Amira menyadari jika sejak tadi Nirmala gatal ingin mengajaknya bicara namun dia tidak memperdulikan hal itu yang dia pikirkan saat ini adalah ketegasannya dalam mengambil keputusan. Dia tidak mau digoyahkan dengan apapun.
"Ami, kok mas Arif gak pulang-pulang?" Amira menoleh ke arah Dinda.
"Gak tau Mbak." Amira masih masang wajah tak terbaca.
"Coba kamu cek ke masjid." Amira mengangguk kemudian dia berjalan keluar dan berpapasan dengan Farid dan Damar.
"Mau kemana?" Amira menunduk.
"Mau cari bang Arif." Amira menjawab dengan pelan.
"Arif sedang ke universitas Kota bersama Dinan ada yang perlu diurus." Amira mengepalkan tangannya, dia jadi ingat tentang pertemuan dua istri Dinan di dekat universitas Kota. Jadi ini yang terjadi, Dinan sedang meminta izin kepada istri-istrinya untuk menikah lagi. Amira mengangguk kemudian dia kembali masuk ke dalam rumah. Dia semakin yakin untuk menoleh Dinan saat ini juga.
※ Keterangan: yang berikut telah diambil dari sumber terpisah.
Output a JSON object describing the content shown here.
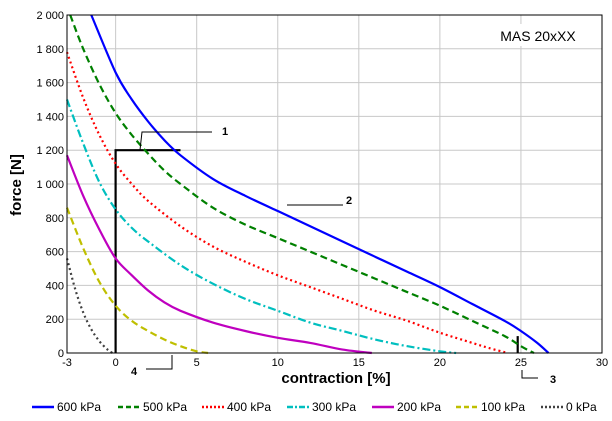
{
  "chart_data": {
    "type": "line",
    "title": "",
    "model_label": "MAS 20xXX",
    "xlabel": "contraction  [%]",
    "ylabel": "force [N]",
    "xlim": [
      -3,
      30
    ],
    "ylim": [
      0,
      2000
    ],
    "x_ticks": [
      -3,
      0,
      5,
      10,
      15,
      20,
      25,
      30
    ],
    "y_ticks": [
      0,
      200,
      400,
      600,
      800,
      1000,
      1200,
      1400,
      1600,
      1800,
      2000
    ],
    "y_tick_labels": [
      "0",
      "200",
      "400",
      "600",
      "800",
      "1 000",
      "1 200",
      "1 400",
      "1 600",
      "1 800",
      "2 000"
    ],
    "grid": true,
    "legend_position": "bottom",
    "series": [
      {
        "name": "600 kPa",
        "color": "#0000ff",
        "dash": "solid",
        "x": [
          -1.5,
          0,
          1,
          2,
          3,
          4,
          6,
          8,
          10,
          12,
          14,
          16,
          18,
          20,
          22,
          24,
          25,
          26,
          26.7
        ],
        "y": [
          2000,
          1660,
          1500,
          1370,
          1260,
          1170,
          1030,
          930,
          840,
          750,
          660,
          570,
          480,
          390,
          290,
          190,
          130,
          60,
          0
        ]
      },
      {
        "name": "500 kPa",
        "color": "#008000",
        "dash": "dash",
        "x": [
          -2.8,
          -2,
          -1,
          0,
          1,
          2,
          3,
          4,
          6,
          8,
          10,
          12,
          14,
          16,
          18,
          20,
          22,
          24,
          25,
          25.8
        ],
        "y": [
          2000,
          1800,
          1590,
          1420,
          1290,
          1180,
          1080,
          1000,
          860,
          760,
          680,
          600,
          520,
          440,
          360,
          280,
          190,
          100,
          40,
          0
        ]
      },
      {
        "name": "400 kPa",
        "color": "#ff0000",
        "dash": "dot",
        "x": [
          -3,
          -2,
          -1,
          0,
          1,
          2,
          4,
          6,
          8,
          10,
          12,
          14,
          16,
          18,
          20,
          22,
          23,
          24.2
        ],
        "y": [
          1780,
          1510,
          1290,
          1120,
          1000,
          900,
          750,
          630,
          540,
          460,
          390,
          320,
          250,
          190,
          120,
          60,
          30,
          0
        ]
      },
      {
        "name": "300 kPa",
        "color": "#00bfbf",
        "dash": "dashdot",
        "x": [
          -3,
          -2,
          -1,
          0,
          1,
          2,
          4,
          6,
          8,
          10,
          12,
          14,
          16,
          18,
          20,
          21
        ],
        "y": [
          1500,
          1240,
          1010,
          850,
          740,
          660,
          520,
          410,
          320,
          250,
          180,
          130,
          80,
          40,
          10,
          0
        ]
      },
      {
        "name": "200 kPa",
        "color": "#bf00bf",
        "dash": "solid",
        "x": [
          -3,
          -2,
          -1,
          0,
          1,
          2,
          3,
          4,
          6,
          8,
          10,
          12,
          14,
          15.8
        ],
        "y": [
          1170,
          930,
          730,
          560,
          460,
          370,
          300,
          250,
          180,
          130,
          90,
          60,
          20,
          0
        ]
      },
      {
        "name": "100 kPa",
        "color": "#bfbf00",
        "dash": "dash",
        "x": [
          -3,
          -2,
          -1,
          0,
          1,
          2,
          3,
          4,
          5,
          5.7
        ],
        "y": [
          860,
          620,
          420,
          280,
          190,
          130,
          80,
          40,
          10,
          0
        ]
      },
      {
        "name": "0 kPa",
        "color": "#404040",
        "dash": "dot",
        "x": [
          -3,
          -2.5,
          -2,
          -1.5,
          -1,
          -0.5,
          -0.2
        ],
        "y": [
          560,
          380,
          240,
          140,
          70,
          20,
          0
        ]
      }
    ],
    "annotations": [
      {
        "label": "1",
        "x": 2.5,
        "y": 1200
      },
      {
        "label": "2",
        "x": 14,
        "y": 870
      },
      {
        "label": "3",
        "x": 25,
        "y": 0
      },
      {
        "label": "4",
        "x": 3.5,
        "y": 0
      }
    ],
    "work_range_lines": [
      {
        "x": [
          0,
          0,
          4
        ],
        "y": [
          0,
          1200,
          1200
        ]
      },
      {
        "x": [
          24.8,
          24.8
        ],
        "y": [
          0,
          100
        ]
      }
    ]
  }
}
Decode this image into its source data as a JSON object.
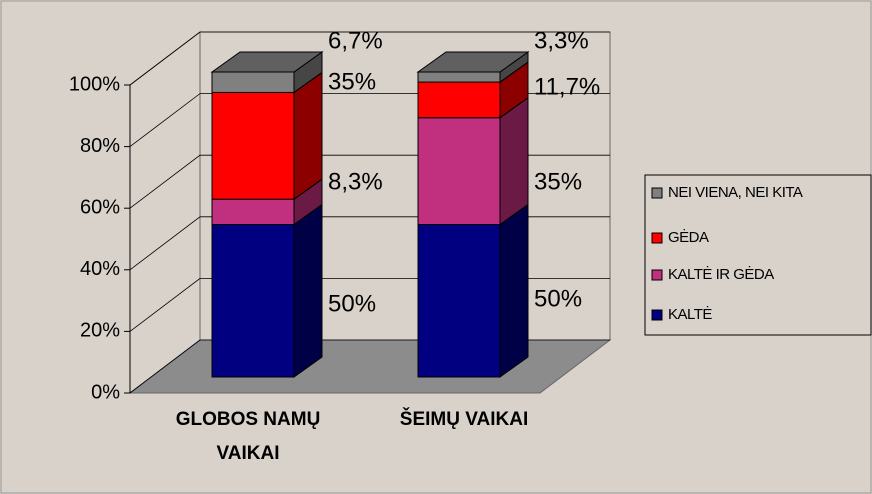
{
  "chart_data": {
    "type": "bar3d_stacked_percent",
    "categories": [
      "GLOBOS NAMŲ VAIKAI",
      "ŠEIMŲ VAIKAI"
    ],
    "series": [
      {
        "name": "KALTĖ",
        "color": "#000080",
        "values": [
          50,
          50
        ],
        "value_labels": [
          "50%",
          "50%"
        ]
      },
      {
        "name": "KALTĖ IR GĖDA",
        "color": "#c0307e",
        "values": [
          8.3,
          35
        ],
        "value_labels": [
          "8,3%",
          "35%"
        ]
      },
      {
        "name": "GĖDA",
        "color": "#ff0000",
        "values": [
          35,
          11.7
        ],
        "value_labels": [
          "35%",
          "11,7%"
        ]
      },
      {
        "name": "NEI VIENA, NEI KITA",
        "color": "#808080",
        "values": [
          6.7,
          3.3
        ],
        "value_labels": [
          "6,7%",
          "3,3%"
        ]
      }
    ],
    "ylim": [
      0,
      100
    ],
    "yticks": [
      {
        "value": 0,
        "label": "0%"
      },
      {
        "value": 20,
        "label": "20%"
      },
      {
        "value": 40,
        "label": "40%"
      },
      {
        "value": 60,
        "label": "60%"
      },
      {
        "value": 80,
        "label": "80%"
      },
      {
        "value": 100,
        "label": "100%"
      }
    ],
    "grid": true,
    "legend": "right"
  }
}
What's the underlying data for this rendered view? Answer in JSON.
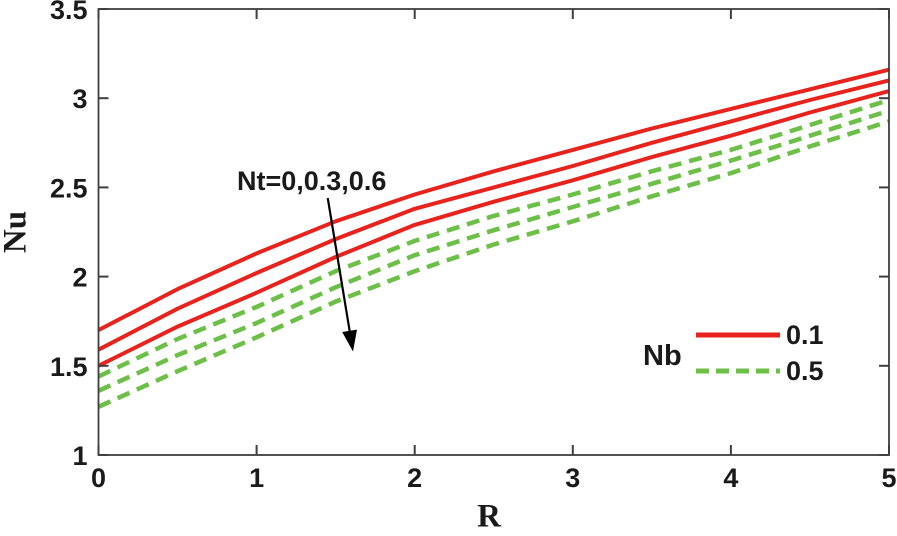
{
  "chart_data": {
    "type": "line",
    "title": "",
    "xlabel": "R",
    "ylabel": "Nu",
    "xlim": [
      0,
      5
    ],
    "ylim": [
      1,
      3.5
    ],
    "grid": false,
    "box": true,
    "x_tick_values": [
      0,
      1,
      2,
      3,
      4,
      5
    ],
    "x_tick_labels": [
      "0",
      "1",
      "2",
      "3",
      "4",
      "5"
    ],
    "y_tick_values": [
      1,
      1.5,
      2,
      2.5,
      3,
      3.5
    ],
    "y_tick_labels": [
      "1",
      "1.5",
      "2",
      "2.5",
      "3",
      "3.5"
    ],
    "x": [
      0,
      0.5,
      1,
      1.5,
      2,
      2.5,
      3,
      3.5,
      4,
      4.5,
      5
    ],
    "series": [
      {
        "name": "Nb=0.1, Nt=0",
        "color": "#e8231e",
        "style": "solid",
        "values": [
          1.7,
          1.93,
          2.13,
          2.31,
          2.46,
          2.59,
          2.71,
          2.83,
          2.94,
          3.05,
          3.16
        ]
      },
      {
        "name": "Nb=0.1, Nt=0.3",
        "color": "#e8231e",
        "style": "solid",
        "values": [
          1.59,
          1.82,
          2.02,
          2.21,
          2.38,
          2.5,
          2.62,
          2.75,
          2.87,
          2.99,
          3.1
        ]
      },
      {
        "name": "Nb=0.1, Nt=0.6",
        "color": "#e8231e",
        "style": "solid",
        "values": [
          1.5,
          1.72,
          1.91,
          2.11,
          2.29,
          2.42,
          2.54,
          2.67,
          2.79,
          2.92,
          3.04
        ]
      },
      {
        "name": "Nb=0.5, Nt=0",
        "color": "#6cbf47",
        "style": "dashed",
        "values": [
          1.44,
          1.65,
          1.83,
          2.03,
          2.2,
          2.34,
          2.46,
          2.59,
          2.71,
          2.85,
          2.99
        ]
      },
      {
        "name": "Nb=0.5, Nt=0.3",
        "color": "#6cbf47",
        "style": "dashed",
        "values": [
          1.36,
          1.56,
          1.74,
          1.94,
          2.12,
          2.26,
          2.39,
          2.52,
          2.65,
          2.79,
          2.93
        ]
      },
      {
        "name": "Nb=0.5, Nt=0.6",
        "color": "#6cbf47",
        "style": "dashed",
        "values": [
          1.27,
          1.47,
          1.66,
          1.86,
          2.03,
          2.18,
          2.31,
          2.45,
          2.58,
          2.73,
          2.87
        ]
      }
    ],
    "annotation": {
      "text": "Nt=0,0.3,0.6",
      "arrow_from_data": [
        1.45,
        2.44
      ],
      "arrow_to_data": [
        1.61,
        1.58
      ]
    },
    "legend_position": "lower right"
  },
  "legend": {
    "title": "Nb",
    "entries": [
      {
        "label": "0.1",
        "color": "#e8231e",
        "style": "solid"
      },
      {
        "label": "0.5",
        "color": "#6cbf47",
        "style": "dashed"
      }
    ]
  },
  "colors": {
    "axis": "#3f3f3f",
    "text": "#1a1a1a",
    "background": "#ffffff"
  }
}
"Kok balik, Ami?" tanya Dinda setelah menjawab salam yang diberikan Amira.
"Abang pergi ke Universitas."
"Kirain gak jadi, ternyata jadi." Amira menoleh ke arah Dinda.
"Mbak tahu?"
"Iya, kan tadi masmu sebelum ke masjid udah bilang." Amira menatap Dinda dengan wajah kesal kemudian dia diam.
"Kamu kenapa sih?" Amira menatap Dinda kemudian dia mengangkat bahu. Entah, ini pengaruh datang bulan atau memang Amira pada masa tak bersahabat karena biasanya dia tidak seperti ini.
"Istighfar yang banyak biar hati tenang." Amira mengangguk apa adanya. Dia tidak ingin menyahut, dia sedang mempertahankan dirinya agar tidak meledak.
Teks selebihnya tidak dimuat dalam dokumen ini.